1. Un « non-sens » « biologique » ? Il me semble que ça porte un nom : s'il y a un non-sens biologique, c'est la mort (la vie est l'ensemble des fonctions qui résistent à la mort) ou les monstres (les anomalies ou les ratés de la nature). En dehors de ces deux cas de figure, le non-sens prétendument biologique est un simple défaut d'imagination (il y a plus de choses sur la terre que tout ce que le sacro-saint bon sens peut imaginer).
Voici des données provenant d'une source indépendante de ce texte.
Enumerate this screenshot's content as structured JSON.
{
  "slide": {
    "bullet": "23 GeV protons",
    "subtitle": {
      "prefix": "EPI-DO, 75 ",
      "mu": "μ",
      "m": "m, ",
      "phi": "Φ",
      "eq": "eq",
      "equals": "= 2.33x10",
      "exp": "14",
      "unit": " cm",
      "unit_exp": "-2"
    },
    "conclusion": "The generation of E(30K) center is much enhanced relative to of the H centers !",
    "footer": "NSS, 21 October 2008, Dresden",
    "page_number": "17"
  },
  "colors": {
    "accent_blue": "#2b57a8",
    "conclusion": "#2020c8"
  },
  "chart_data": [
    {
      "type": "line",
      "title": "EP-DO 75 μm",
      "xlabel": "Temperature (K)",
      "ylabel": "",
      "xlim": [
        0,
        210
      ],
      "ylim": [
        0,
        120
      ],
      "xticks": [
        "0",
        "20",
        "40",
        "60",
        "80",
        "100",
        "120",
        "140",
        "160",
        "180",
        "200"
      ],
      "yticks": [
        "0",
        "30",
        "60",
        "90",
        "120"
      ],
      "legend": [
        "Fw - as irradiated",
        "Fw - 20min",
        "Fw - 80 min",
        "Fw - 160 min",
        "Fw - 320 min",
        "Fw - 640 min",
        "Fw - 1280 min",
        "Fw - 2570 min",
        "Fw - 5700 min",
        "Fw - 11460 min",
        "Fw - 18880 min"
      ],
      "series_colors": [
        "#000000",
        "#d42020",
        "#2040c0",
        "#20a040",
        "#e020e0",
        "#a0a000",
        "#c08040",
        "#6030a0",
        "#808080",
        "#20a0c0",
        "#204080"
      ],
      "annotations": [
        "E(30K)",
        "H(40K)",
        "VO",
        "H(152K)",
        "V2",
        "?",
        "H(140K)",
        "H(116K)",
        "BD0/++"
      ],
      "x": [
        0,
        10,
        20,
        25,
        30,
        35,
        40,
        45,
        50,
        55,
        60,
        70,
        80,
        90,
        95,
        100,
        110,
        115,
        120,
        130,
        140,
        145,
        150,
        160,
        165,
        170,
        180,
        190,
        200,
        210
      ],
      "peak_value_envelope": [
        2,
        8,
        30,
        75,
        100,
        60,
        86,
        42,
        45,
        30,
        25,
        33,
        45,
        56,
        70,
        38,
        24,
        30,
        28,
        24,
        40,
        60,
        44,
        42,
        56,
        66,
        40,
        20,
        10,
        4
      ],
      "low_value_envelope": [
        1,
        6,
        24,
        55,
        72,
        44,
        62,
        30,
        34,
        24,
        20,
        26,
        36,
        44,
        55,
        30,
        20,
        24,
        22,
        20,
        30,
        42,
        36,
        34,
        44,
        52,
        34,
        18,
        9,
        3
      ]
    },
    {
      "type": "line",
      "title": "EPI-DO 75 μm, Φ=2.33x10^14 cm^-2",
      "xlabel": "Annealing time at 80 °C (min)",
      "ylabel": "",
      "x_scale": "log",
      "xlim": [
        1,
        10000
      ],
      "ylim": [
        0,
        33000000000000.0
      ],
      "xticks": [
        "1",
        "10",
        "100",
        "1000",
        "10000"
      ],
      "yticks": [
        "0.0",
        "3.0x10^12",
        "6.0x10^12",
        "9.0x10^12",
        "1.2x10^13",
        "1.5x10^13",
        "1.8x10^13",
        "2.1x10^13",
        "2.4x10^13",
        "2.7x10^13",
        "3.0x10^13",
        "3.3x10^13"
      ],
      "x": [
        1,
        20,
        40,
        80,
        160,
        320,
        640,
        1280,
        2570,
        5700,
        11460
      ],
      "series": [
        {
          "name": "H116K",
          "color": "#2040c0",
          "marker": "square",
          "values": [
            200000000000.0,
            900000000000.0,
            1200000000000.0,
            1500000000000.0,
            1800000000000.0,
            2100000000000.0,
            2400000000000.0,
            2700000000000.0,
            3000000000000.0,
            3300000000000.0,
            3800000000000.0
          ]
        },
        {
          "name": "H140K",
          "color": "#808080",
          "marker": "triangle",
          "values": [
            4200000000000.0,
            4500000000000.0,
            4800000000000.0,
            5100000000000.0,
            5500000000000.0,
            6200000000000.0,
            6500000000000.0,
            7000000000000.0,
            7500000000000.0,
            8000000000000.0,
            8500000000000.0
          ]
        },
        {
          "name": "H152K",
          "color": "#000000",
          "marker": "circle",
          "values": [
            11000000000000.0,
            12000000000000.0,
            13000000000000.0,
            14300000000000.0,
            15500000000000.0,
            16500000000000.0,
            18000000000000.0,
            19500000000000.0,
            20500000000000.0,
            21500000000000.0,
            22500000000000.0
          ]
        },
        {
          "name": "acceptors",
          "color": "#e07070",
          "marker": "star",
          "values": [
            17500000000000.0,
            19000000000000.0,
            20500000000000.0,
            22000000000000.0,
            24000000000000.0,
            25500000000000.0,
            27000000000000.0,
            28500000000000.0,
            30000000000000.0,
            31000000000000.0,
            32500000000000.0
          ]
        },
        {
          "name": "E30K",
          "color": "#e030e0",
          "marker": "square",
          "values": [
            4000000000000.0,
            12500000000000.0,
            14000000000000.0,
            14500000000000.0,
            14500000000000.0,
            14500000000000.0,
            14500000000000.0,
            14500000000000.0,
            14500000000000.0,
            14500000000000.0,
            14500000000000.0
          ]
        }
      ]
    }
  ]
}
2. Lorsque vous dites « …sans que l'homosexualité ne soit un facteur qu'il faille prendre en considération », nous sommes d'accord. L'homosexualité, dans le cas en cause, est anecdotique : lesbienne ou pas, ce n'est pas le point de la question. La question porte sur la délégation de l'autorité parentale. Que la famille soit recomposée, homoparentale ou autre encore, un « besoin » ou plutôt une volonté est ici exprimée. Qu'est-ce qui empêche ? Qui ça gêne (l'accent a, en l'occurrence, son importance) ? Est-ce une atteinte aux droits du citoyen, ou je ne sais pas : une atteinte à « la famille » ?
De FO le dire
Nantes | 07H47 | 11/01/2008 |
@blemaire
Il y a peut-être une différence entre une famille recomposée et une famille composée, que les parents soient d'origine homo ou hétérosexuelle. A l'évidence ici les enfants ont été élevés ensemble et il s'agit d'une fratrie. J'ai tendance à penser qu'il y a une différence de sentiment.
Le juge a pensé d'abord à l'intérêt de l'enfant et en l'occurrence qu'il ne faille pas séparer les enfants d'une même fratrie. Cela semble tellement évident que je me demande pourquoi cela pose problème.
Votre raisonnement me gêne beaucoup car il ne prend pas en considération cet élément qui pourtant est le coeur de la question et non pas comme le font le procureur général, les esprits empreints de sentiments homophobes refoulés, de savoir si la famille est déterminée par un juge parce que la loi française ne permet pas l'homoparentalité.
La loi doit évoluer pour reconnaitre l'évolution des moeurs et la France a du retard, la jurisprudence le lui rappelle.